Photosensitizer[edit | edit source]

• **Lead Dye**: 4DPAIPN (2,4,5,6-tetracyano-1,3-dipyrene-substituted diphenylamine).
• **Role**: Harvests visible photons (ε ≈ 6.5 × 10³ M^-1 cm^-1 at 470 nm), undergoes TADF providing a long-lived excited state that can be reductively quenched, generating a strongly reducing radical anion capable of electron transfer to Mn(I).
• **Advantage over Carbazole Analogues**: More red-shifted absorption and deeper ground-state reduction potential, allowing operation with lower PS loading and longer‐wavelength light.

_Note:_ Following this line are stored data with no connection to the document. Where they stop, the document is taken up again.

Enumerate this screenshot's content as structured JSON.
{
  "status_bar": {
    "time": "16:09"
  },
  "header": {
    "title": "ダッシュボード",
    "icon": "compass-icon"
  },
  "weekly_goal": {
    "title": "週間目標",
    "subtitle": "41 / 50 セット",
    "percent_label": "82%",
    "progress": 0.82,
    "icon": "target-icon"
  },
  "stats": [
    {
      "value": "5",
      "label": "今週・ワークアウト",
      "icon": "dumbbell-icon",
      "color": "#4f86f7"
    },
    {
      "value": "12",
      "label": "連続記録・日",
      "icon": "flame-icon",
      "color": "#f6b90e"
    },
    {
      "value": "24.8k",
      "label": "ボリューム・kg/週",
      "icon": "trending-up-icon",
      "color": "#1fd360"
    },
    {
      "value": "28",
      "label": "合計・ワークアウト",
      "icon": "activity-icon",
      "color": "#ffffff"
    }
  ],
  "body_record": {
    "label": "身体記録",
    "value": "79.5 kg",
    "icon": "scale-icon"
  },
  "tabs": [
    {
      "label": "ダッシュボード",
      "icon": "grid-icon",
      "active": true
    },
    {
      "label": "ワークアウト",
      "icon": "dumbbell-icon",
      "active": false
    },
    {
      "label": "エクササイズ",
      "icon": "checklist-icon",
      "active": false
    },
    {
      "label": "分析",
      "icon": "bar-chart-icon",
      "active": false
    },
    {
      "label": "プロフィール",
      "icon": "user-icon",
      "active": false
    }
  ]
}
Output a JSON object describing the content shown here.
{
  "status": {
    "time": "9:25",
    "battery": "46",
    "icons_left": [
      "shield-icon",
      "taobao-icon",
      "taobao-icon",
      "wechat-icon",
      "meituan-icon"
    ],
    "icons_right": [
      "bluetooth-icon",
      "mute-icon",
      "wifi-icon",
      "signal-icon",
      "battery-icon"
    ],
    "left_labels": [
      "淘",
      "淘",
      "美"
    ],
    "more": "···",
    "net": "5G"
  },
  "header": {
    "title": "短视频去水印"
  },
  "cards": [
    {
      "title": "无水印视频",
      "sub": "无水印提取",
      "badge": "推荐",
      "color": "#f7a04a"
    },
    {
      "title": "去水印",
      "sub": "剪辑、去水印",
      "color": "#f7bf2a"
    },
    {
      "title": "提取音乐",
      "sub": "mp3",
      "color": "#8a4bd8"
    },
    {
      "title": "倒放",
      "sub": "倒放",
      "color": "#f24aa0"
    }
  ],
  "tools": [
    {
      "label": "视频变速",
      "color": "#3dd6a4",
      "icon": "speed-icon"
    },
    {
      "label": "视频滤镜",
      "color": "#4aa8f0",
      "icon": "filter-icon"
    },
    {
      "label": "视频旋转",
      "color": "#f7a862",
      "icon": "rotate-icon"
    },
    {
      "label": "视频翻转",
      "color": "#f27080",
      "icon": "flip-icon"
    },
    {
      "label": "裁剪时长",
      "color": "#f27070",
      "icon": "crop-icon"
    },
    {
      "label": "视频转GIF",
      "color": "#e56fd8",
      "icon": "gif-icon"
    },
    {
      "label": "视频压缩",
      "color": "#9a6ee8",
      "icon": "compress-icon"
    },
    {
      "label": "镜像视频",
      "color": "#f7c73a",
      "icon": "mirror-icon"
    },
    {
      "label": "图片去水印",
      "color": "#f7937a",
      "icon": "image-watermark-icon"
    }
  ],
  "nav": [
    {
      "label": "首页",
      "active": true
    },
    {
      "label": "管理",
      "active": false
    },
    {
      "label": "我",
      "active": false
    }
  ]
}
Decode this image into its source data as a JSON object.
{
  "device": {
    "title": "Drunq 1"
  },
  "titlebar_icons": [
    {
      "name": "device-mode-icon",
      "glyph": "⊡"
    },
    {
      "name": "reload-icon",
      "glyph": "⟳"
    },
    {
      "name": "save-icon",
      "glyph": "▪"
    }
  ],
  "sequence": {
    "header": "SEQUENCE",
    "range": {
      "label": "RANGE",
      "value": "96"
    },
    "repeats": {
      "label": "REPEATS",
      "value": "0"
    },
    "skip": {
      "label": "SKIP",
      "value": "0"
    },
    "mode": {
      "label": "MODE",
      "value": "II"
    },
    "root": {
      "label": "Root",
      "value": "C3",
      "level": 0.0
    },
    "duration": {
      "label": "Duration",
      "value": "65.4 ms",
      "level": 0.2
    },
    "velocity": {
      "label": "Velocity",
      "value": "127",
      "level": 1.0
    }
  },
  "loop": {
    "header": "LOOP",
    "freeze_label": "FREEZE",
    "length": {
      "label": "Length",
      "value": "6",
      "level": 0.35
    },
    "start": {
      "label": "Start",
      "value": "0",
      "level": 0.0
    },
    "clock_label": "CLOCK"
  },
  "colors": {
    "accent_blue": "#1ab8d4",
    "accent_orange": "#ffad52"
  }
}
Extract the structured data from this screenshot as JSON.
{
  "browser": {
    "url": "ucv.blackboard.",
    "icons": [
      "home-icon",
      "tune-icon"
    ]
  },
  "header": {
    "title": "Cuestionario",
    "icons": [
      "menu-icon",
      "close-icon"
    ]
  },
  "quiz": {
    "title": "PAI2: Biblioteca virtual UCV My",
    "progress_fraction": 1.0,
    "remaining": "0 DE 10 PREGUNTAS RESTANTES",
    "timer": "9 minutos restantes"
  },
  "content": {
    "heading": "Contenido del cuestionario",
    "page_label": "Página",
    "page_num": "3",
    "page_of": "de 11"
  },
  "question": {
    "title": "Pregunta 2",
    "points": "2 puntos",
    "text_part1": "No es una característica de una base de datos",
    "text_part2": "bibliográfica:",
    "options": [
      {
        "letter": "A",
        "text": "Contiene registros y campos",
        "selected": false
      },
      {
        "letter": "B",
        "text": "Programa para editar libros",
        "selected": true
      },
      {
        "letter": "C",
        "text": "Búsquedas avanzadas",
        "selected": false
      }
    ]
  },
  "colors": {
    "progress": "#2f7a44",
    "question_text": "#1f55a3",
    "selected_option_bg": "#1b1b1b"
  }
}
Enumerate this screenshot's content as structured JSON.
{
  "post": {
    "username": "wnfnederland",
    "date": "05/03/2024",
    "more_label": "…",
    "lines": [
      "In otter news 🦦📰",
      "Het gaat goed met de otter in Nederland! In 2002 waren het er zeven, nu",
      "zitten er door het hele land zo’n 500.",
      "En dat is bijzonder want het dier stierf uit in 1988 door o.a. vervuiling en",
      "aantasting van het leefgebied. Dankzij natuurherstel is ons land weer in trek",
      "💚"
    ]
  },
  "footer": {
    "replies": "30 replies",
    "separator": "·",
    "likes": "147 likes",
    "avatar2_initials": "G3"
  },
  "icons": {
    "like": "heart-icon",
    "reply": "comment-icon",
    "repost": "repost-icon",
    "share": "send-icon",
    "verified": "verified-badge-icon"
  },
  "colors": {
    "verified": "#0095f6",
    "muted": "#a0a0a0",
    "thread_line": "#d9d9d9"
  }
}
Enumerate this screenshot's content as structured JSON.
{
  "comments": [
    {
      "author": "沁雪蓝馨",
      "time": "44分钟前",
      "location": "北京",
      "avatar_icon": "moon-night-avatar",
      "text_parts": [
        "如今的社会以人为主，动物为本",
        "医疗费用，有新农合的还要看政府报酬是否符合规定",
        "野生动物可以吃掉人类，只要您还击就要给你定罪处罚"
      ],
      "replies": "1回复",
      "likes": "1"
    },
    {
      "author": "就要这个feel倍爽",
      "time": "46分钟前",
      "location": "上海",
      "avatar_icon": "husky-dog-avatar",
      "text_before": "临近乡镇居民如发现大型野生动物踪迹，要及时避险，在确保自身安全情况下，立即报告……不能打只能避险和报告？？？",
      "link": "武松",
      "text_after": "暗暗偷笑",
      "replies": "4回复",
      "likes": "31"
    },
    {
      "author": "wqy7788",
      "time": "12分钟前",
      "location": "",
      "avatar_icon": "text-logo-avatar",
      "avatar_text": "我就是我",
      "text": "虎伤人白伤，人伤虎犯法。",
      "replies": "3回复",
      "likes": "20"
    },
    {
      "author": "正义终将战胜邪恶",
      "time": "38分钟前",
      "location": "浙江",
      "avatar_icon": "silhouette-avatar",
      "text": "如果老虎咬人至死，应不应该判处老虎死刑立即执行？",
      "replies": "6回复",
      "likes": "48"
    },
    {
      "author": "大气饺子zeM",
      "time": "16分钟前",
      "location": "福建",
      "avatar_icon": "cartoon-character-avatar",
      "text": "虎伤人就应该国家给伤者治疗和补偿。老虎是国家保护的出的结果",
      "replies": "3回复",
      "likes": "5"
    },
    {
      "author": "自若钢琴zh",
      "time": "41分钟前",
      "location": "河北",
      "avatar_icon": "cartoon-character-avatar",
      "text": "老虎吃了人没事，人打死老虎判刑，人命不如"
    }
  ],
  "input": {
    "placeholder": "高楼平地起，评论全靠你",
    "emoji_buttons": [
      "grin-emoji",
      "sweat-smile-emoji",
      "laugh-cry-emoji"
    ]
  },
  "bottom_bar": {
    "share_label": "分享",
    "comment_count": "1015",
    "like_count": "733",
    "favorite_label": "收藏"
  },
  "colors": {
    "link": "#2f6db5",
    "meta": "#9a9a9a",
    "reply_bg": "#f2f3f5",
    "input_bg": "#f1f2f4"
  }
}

Investigation[edit | edit source]

	cat conc [µM]	PS	PS conc [mM]	e-D	e-D conc [M]	solvent A	λexc [nm]	.
1.	50	Molecule:100992	0.05	BIH	0.1	DMA/TEOA (1.5 M)	470
2.	50	Molecule:100992	0.05	BIH	0.1	DMA/TEOA (1.5 M)	440
3.	50	3DPAFIPN	0.05	BIH	0.1	DMA/TEOA (1.5 M)	470
4.	50	3DPAFIPN	0.05	BIH	0.1	DMA/TEOA (1.5 M)	440
5.	50	Molecule:100992	0.25	BIH	0.1	DMA/TEOA (1.5 M)	440

Investigation-Name: inv0ExportRefresh

(The table lists representative experiments; “solvent A” refers to N,N-dimethylacetamide containing triethanolamine as base/proton source.)